Nicht aus der Welt -

Nicht aus der Welt
von Anne Köhler

Bewertet mit 4 Sternen

Friederike, Hempel, Linda, Valentin... mit diesen Menschen haben wir es in Anne Köhlers ganz besonderem Roman (überwiegend) zu tun. Einer von ihnen ist Architekt und Inhaber eines ausgefallenen, versteckten Hotels in Berlin, die anderen sind dort Gäste. Jede*r von ihnen (einschließlich Hotelbesitzer Valentin) hat ein ordentliches Päckchen zu tragen und befindet sich in einer sehr schwierigen Situation. Linda ist schon länger im Hotel, Friederike und Hempel werden quasi neu "rekrutiert". Es ist ein Hotel, das die Gäste zum absoluten Rückzug einlädt. Es ist geheim und verspricht die Einhaltung der Privatsphäre eines jeden Gastes. Aufgrund der ganz speziellen Architektur des Hotels kann man sich schnell verirren und begegnet im Normalfall keiner Menschenseele. Valentin hat alles gut im Blick. Hofft er. Doch dann verselbständigt sich so einiges, womit der Hotelbesitzer niemals gerechnet hat...

Sehr feinfühlig erzählt die Autorin die Geschichten dieser Menschen und bringt mich dazu zu verstehen und mitzufühlen. Es sind Geschichten mitten aus dem Leben und könnten genauso jede*n von uns betreffen. Ich habe sogar hin und wieder inne gehalten und mich selbst in den Personen ein Stück weit erkannt. Die Idee mit einem "Hotel zum Verschwinden" und Abschalten ist dann schon eine gewagte Sache und ich frage mich, ob diese Personen in der Realität tatsächlich so mutig gewesen wären dort einzuchecken. Denn eines zeigt sich doch im Verlauf dieser Geschichte: am wichtigsten ist wohl nicht das Alleinsein. Zumindest nicht für längere Zeit. Viel wichtiger ist das Miteinander, zwischenmenschliche Aktion. Von daher sollte Valentin das Konzept seines Hotels - auch um seiner selbst willen -  vielleicht noch ein wenig überarbeiten ;-)

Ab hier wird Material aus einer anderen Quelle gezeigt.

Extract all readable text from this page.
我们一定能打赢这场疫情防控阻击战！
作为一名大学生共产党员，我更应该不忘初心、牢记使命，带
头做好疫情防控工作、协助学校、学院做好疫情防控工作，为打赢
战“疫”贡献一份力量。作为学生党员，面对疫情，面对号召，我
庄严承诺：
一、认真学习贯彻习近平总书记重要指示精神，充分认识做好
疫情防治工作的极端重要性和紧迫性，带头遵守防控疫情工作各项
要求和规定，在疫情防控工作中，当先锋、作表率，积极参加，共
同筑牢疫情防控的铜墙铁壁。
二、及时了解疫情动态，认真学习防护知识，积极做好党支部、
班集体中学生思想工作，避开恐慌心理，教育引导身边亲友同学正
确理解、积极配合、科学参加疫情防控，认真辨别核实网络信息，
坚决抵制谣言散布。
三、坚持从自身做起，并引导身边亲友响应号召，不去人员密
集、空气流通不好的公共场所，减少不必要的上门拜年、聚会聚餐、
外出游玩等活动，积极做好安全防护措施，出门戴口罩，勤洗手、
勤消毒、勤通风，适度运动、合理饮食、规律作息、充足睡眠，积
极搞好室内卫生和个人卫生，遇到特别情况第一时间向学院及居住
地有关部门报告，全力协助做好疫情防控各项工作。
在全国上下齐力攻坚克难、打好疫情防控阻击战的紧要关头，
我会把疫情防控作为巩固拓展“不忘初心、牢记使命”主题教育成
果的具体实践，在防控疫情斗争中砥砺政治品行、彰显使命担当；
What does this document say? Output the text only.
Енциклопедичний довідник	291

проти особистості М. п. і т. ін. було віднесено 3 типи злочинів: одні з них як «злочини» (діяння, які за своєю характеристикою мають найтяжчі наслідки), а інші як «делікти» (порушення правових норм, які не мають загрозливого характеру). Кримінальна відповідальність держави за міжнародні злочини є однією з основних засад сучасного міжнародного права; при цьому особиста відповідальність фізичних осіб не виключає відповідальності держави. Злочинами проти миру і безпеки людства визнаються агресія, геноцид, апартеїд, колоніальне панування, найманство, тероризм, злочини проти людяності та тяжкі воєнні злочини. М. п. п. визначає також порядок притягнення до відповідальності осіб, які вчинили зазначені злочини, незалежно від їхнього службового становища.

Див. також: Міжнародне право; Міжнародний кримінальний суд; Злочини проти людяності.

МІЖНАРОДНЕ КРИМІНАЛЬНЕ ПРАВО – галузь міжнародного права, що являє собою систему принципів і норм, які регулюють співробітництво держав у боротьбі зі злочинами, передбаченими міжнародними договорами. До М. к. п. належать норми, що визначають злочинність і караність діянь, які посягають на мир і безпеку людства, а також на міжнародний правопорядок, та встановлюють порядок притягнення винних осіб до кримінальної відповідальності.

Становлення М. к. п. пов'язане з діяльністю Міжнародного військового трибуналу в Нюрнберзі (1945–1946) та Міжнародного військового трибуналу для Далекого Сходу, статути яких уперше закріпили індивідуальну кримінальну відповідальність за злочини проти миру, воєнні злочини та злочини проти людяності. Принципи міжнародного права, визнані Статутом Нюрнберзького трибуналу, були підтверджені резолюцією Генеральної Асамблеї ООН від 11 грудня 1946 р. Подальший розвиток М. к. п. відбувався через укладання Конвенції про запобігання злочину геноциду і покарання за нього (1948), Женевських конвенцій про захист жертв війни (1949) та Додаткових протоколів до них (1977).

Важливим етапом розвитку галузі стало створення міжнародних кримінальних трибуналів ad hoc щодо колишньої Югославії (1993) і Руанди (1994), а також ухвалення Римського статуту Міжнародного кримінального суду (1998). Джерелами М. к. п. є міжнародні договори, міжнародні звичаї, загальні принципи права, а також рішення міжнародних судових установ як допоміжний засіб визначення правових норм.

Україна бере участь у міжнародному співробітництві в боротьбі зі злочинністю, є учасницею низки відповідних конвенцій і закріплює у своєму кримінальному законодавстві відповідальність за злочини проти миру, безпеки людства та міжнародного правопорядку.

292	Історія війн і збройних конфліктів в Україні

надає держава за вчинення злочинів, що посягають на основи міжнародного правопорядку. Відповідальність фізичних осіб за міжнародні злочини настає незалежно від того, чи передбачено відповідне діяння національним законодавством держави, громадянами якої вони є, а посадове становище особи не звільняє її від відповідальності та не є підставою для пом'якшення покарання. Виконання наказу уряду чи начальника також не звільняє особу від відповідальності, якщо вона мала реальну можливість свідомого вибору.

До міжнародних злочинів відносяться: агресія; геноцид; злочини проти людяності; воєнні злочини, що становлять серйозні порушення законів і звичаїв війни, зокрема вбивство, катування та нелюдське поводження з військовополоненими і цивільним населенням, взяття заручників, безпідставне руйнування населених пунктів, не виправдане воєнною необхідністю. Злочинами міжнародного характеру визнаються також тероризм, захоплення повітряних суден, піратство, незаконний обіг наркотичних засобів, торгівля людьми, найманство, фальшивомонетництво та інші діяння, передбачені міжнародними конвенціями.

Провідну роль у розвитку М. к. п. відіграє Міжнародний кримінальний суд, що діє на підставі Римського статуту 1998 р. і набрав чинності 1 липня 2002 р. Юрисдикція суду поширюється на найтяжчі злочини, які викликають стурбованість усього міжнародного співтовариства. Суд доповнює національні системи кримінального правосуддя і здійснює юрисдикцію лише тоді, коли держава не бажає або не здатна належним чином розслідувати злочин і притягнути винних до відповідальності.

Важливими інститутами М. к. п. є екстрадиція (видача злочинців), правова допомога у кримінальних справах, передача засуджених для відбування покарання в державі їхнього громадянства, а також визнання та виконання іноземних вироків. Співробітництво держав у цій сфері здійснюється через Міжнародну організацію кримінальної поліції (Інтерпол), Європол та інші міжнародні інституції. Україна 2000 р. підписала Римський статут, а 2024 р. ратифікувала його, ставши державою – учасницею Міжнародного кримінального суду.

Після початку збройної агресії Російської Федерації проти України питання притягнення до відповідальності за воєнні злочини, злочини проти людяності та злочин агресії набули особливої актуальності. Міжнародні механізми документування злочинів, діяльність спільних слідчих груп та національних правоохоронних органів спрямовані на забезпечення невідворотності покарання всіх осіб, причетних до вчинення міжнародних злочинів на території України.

Zum Ende hin wird der Roman dann fast schon ein bisschen klamaukig. Aber das stört nicht, es passt. Es lässt vieles mit einem Schmunzeln betrachten. Die Ernsthaftigkeit des Romans leidet darunter nicht. Nicht zuletzt, weil immer wieder, bis zum Schluss, wunderbare (psychologisch) kluge Gedanken eingestreut werden, die zum Verweilen auffordern. Einige (Neben-)Charaktere erscheinen mir allerdings als entweder zu wenig oder gar zu viel beleuchtet. Das ist ein kleiner Kritikpunkt meinerseits. Der teils offene Schluss ist aber nicht das Problem, hier werden durchaus Möglichkeiten angedeutet und das reicht mir.

Ich habe das Buch sehr gern gelesen, es liest sich flüssig, es wärmt, es schafft Lichtpunkte in der dunklen Jahreszeit. Hat mir Freude bereitet :)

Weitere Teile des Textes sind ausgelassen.